Stella Certified

The night-sky standard for places worth traveling to.

Stella Certification helps travelers understand which hotels, lodges, islands, observatories, and dark-sky destinations can actually deliver a memorable night under the stars.

Sky Key tiers

A simple way to read the quality of the night.

The tier tells you how central the sky is to the stay. A higher tier means a stronger, more repeatable astronomy experience for guests.

1

One Sky Key

A credible night-sky stay or destination with verified darkness and a usable way for guests to observe.

Best for dark-sky lodges, certified parks, astronomy-adjacent hotels, and strong first-time stargazing stays.
2

Two Sky Keys

A property where the night sky is a real guest amenity, not just a backdrop.

Best for telescope stays, guided programs, private-island sky experiences, and resorts with repeatable astronomy nights.
3

Three Sky Keys

A destination-level astronomy experience with exceptional darkness, serious equipment, and a polished guest program.

Best for observatory resorts, resident-astronomer stays, special-access observatories, and places travelers should plan around.
Five signals

What Stella verifies before a place earns the badge.

Certification is not based on a single claim.

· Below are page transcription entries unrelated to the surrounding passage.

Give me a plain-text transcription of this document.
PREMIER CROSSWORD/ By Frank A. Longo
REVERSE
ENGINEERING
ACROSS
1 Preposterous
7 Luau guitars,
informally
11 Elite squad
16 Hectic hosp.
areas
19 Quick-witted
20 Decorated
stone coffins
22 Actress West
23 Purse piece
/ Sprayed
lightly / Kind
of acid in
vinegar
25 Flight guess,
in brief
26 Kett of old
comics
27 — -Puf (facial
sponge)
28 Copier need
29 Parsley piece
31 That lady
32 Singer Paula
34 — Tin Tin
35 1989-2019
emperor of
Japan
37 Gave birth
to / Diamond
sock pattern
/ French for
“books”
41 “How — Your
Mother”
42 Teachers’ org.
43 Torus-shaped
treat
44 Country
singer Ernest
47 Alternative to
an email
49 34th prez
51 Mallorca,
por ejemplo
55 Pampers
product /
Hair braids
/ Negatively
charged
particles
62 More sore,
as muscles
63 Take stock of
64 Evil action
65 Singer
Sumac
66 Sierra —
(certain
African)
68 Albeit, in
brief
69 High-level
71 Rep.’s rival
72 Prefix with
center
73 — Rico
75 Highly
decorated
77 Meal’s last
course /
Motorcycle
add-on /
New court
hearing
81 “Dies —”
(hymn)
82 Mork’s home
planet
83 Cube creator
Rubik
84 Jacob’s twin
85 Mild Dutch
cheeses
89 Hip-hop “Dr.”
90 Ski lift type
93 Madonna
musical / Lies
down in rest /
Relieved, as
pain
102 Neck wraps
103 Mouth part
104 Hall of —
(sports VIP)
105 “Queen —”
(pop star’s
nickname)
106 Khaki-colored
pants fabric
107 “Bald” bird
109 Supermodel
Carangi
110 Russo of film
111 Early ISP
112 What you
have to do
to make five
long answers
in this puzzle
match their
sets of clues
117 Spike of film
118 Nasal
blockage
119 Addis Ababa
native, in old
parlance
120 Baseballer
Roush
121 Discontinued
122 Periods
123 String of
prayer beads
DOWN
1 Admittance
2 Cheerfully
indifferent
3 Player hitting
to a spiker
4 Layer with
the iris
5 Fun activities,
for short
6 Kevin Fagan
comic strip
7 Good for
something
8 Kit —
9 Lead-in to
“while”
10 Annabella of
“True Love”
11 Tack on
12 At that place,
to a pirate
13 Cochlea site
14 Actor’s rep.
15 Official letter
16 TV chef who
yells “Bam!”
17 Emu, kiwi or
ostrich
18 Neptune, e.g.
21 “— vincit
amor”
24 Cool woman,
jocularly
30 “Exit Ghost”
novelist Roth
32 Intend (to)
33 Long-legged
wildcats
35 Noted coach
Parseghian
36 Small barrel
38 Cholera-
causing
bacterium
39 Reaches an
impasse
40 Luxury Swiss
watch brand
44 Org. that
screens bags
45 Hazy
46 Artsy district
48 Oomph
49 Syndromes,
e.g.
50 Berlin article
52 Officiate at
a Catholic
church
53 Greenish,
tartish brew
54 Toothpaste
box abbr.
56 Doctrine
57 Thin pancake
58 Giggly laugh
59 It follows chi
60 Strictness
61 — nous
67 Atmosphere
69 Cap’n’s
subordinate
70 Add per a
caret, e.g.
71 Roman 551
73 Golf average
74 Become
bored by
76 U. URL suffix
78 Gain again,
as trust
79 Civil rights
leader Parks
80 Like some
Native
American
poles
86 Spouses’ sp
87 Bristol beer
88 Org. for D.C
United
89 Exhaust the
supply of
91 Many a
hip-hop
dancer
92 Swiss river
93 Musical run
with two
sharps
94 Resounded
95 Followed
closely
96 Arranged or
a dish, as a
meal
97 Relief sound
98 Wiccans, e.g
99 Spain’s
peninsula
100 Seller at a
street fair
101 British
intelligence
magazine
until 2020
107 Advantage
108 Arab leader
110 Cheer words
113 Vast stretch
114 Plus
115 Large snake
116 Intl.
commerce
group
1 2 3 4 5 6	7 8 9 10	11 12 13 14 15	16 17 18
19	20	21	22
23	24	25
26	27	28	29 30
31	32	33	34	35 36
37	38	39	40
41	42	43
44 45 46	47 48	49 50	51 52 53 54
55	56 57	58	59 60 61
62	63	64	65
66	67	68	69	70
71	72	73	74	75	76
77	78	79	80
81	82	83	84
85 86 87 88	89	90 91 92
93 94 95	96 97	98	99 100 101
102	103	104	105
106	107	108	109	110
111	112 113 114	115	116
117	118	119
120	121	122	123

Each review combines sky quality, guest access, astronomy support, light stewardship, and booking confidence.

01

Sky quality

Measured or well-supported darkness, Bortle context, moonless windows, weather patterns, and honest seasonality.

02

Guest sky access

A real place to observe: telescope deck, observatory, open horizon, dark beach, desert site, or guided offsite access.

03

Astronomy support

The tools and people that make the sky usable for guests: telescopes, resident astronomers, trained guides, or credible partner observatories.

04

Light stewardship

Low-glare lighting, dark-sky policy, protected setting, or operating practices that preserve the night for guests and neighbors.

05

Booking confidence

Official website links, current program evidence, recent verification notes, direct booking paths, and clear guest instructions.

Special distinctions

The details that make a night worth planning around.

Distinctions sit beside the Sky Key tier so travelers can quickly see what kind of astronomy experience a place offers.

Observatory Stay

Onsite dome, observatory, or dedicated telescope infrastructure available to guests.

Astronomer-Led

A resident astronomer, trained guide, or formal partner leads the night-sky experience.

Dark-Sky Steward

The property or destination actively protects darkness through lighting, policy, or conservation.

Sky Dining

A repeatable dining or private-event program built around guided observing.

Remote Wilderness

A low-light, lightly built setting where isolation is central to the night-sky value.

Review process

How a stay moves from claim to certified listing.

  1. 1

    Review official property, destination, and observatory sources.

  2. 2

    Check darkness, seasonality, horizon quality, light conditions, and weather constraints.

  3. 3

    Verify astronomy equipment, guide availability, and current guest access.

  4. 4

    Confirm official booking links, source dates, photos, and program language.

  5. 5

    Assign a Sky Key tier and any special distinctions, then recheck when evidence changes.

For hotels and destinations

Have a real night-sky program?

Send official links, booking details, telescope or observatory information, sky-quality evidence, and current photos. Stella will review the evidence before publishing any certification language.

Start certification review
Traveler questions

What the badge does and does not mean.

Is Stella Certification the same as a dark-sky park designation?

No. Dark-sky designations are important source evidence, but Stella Certification is travel-focused. It asks whether a guest can realistically book, arrive, observe, and understand what the night can deliver.

Can a bright-city hotel be certified?

Only in a limited way. Urban observatories and education partners can be listed, but the strongest Sky Key tiers require real darkness or special-access astronomy that compensates for the setting.

Can a property qualify without a telescope?

Yes, but the bar is higher. A truly dark location with guided interpretation, reliable viewing areas, and clear guest planning can qualify. Telescope programs, observatories, and trained guides raise the tier.

How should hotels apply?

Send the official website, booking link, astronomy program details, sky-quality evidence, lighting practices, and current photos. Stella reviews the evidence before making any certification claim.